Auch nett. Wie kann ich nur meinen beurteilen zu können, dass sich nicht auf allen Heteroparties Frauen am Eingang prügeln, man sich kaum bewegen kann, dicke Mädchen nicht tanzen dürfen oder sich beim Tanzen zum Objekt machen müssen? So etwas kann man nur als Frau feststellen.

Vom Verrat an das Patriarchat und dem Abfischen von Heteraprivilegien durch Sex mit Männern

Auf dem Blog Queerdenke_n schreibt die dortige Autorin in einem Artikel, dass sie zwar einfach auf Menschen steht, unabhängig von deren Geschlecht, aber das Label „Lesbe“ ihr als Identität wichtig ist. Dazu dann das Folgende:

Lesbe bedeutet für mich eine Menge, aber nicht: exklusiv auf Frauen stehend. Und weil es für mich eine Menge bedeutet, benutze ich es gerne. Schließlich fühlt es sich an wie ein wichtiger Teil meiner Identität, dass ich Frauen* liebe. Aber in letzter Zeit habe ich bemerkt, dass sich seltsame Gedanken eingeschlichen haben: Die Angst, dass jemand entdeckt, dass ich auch auf Männer* stehe und mich deswegen eigentlich gar nicht lesbisch nennen darf. Eine Art schlechtes Gewissen. Als könnte mir die Queerness oder Gayness plötzlich abhanden kommen, wenn ich mit einem Typen zusammen wäre und ich mich irgendwie an den Mainstream und das Patriarchat verraten hätte. Ich würde aufwachen und feststellen, dass ich nun alle erdenklichen Hetera-Privilegien abfischen kann und von „echten“ gay Leuten nur noch eine Freundin und Verbündete sein kann. Damit würde allerdings ein wichtiger Teil von mir ausgeblendet werden, nämlich die Gesamtheit dessen, was es für mich bedeutet, nicht straight zu sein.

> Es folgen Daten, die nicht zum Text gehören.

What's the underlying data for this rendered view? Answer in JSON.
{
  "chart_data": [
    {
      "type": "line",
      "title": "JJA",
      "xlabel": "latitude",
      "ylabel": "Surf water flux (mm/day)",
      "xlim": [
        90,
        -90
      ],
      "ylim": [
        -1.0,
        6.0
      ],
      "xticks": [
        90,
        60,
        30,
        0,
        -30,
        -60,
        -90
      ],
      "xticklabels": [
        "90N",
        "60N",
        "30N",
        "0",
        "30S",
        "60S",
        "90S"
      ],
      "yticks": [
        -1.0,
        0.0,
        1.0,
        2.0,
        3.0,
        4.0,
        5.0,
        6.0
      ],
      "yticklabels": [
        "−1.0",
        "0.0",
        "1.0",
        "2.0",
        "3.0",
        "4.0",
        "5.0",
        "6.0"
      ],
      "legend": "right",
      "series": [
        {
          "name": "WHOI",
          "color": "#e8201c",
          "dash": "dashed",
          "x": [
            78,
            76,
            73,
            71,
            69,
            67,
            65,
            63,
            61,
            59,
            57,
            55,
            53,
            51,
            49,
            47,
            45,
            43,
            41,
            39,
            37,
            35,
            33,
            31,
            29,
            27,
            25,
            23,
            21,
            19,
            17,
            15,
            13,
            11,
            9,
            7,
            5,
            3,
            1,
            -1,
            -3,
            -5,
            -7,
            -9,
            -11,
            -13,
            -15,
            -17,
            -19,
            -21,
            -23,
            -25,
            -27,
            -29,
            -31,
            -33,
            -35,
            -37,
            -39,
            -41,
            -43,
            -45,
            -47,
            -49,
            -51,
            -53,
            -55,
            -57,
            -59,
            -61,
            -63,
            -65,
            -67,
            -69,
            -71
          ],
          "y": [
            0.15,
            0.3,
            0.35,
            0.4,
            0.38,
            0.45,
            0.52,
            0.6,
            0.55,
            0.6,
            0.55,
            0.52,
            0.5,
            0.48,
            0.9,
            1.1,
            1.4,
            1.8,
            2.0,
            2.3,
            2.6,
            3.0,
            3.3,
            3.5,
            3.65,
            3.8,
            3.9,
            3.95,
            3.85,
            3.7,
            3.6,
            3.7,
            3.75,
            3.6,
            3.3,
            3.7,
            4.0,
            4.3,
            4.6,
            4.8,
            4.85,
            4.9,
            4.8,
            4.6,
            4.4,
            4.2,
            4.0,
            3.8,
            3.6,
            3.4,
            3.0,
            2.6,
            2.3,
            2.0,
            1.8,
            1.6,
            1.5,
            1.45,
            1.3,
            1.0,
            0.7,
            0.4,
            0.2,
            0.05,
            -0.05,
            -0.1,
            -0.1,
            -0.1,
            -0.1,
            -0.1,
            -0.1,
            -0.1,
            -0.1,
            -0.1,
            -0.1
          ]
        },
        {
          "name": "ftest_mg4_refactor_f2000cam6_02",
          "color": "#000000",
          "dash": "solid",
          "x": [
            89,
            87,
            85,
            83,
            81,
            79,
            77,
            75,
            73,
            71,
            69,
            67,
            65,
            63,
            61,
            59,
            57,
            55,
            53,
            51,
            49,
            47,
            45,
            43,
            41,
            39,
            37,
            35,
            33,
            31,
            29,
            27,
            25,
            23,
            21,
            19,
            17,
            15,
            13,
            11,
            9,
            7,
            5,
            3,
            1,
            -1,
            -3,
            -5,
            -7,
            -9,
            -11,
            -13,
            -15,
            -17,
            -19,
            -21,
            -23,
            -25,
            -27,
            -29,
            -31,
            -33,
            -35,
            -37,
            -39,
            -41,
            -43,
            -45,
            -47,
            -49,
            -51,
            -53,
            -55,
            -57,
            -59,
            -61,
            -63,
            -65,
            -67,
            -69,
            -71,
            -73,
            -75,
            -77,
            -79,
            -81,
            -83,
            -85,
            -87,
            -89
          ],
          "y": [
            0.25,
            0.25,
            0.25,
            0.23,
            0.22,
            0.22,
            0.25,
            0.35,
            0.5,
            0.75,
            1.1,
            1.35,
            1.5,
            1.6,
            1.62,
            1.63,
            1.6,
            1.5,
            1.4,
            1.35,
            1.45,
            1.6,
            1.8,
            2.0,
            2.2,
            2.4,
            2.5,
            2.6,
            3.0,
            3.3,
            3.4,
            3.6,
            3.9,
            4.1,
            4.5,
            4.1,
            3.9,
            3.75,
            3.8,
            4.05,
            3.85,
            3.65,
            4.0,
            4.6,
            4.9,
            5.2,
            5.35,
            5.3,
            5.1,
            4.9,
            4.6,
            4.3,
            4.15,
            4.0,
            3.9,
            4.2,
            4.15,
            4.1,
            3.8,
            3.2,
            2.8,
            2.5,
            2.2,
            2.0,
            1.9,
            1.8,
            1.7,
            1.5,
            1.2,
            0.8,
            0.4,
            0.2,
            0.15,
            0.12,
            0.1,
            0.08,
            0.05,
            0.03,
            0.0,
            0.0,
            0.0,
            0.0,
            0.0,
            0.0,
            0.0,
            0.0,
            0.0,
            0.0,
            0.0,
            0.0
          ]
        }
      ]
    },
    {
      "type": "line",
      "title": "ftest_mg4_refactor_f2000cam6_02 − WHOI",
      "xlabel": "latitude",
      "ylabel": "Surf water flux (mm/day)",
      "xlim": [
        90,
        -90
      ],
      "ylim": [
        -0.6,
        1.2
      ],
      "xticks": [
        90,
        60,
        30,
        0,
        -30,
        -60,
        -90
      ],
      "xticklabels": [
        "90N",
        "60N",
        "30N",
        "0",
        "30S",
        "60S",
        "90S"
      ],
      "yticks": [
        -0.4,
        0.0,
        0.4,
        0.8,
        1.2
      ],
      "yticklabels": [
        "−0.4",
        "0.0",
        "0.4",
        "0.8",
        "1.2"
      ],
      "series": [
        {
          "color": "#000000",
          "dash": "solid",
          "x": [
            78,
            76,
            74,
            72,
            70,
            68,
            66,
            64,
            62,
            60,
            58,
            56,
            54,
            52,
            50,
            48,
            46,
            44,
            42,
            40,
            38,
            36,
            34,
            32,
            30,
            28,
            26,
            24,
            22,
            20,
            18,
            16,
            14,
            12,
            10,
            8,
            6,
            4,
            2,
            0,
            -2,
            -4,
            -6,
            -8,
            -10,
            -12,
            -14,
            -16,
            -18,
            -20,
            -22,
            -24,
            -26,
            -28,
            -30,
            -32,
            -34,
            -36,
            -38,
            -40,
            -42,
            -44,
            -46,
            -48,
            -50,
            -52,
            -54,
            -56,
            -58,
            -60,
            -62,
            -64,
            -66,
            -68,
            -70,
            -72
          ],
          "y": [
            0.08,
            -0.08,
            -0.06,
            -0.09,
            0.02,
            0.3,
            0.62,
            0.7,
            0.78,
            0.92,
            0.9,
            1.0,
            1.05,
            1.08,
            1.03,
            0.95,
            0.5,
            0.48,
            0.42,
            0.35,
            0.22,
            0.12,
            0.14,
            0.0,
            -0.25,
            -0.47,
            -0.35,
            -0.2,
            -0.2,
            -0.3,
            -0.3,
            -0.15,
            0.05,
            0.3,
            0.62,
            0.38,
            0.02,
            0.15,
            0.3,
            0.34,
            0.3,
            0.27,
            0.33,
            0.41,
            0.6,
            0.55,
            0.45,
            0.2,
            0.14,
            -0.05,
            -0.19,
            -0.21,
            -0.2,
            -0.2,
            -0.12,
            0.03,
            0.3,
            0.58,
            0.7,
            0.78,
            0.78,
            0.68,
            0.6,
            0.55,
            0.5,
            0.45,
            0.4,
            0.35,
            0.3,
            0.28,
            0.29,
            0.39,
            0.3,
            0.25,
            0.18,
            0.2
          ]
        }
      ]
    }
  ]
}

Es zeigt aus meiner Sicht ziemlich genau auf, was diese Ideologie so interessant macht. Es wird ein Feinbild geschaffen und über klassisches Outgrupping hier von Heterosexualität und Männern eine Ingroup geschaffen, der man sich unter Abgrenzung zur Outgroup und Anerkennung des Feindbilds  zugehörig zeigen kann.

Es zeigt zudem auch, wie wenig diejenigen tatsächlich bereit sind, eigene Privilegien zu hinterfragen, sondern sich lieber in eine falsche Rolle flüchten.

Was eben auch daran liegt, dass das Abstreiten von Privilegien letztendlich in dieser Ideologie die vorteilhafteste Position ist. Wer keine Privilegien hat, der muss sich nicht rechtfertigen. Er kann Teil der Gruppe sein. Er muss sich nicht mit dem Ally-Status abfinden, sondern ist tatsächlich dabei.

Keine Privilegien haben kann damit ein Privileg sein.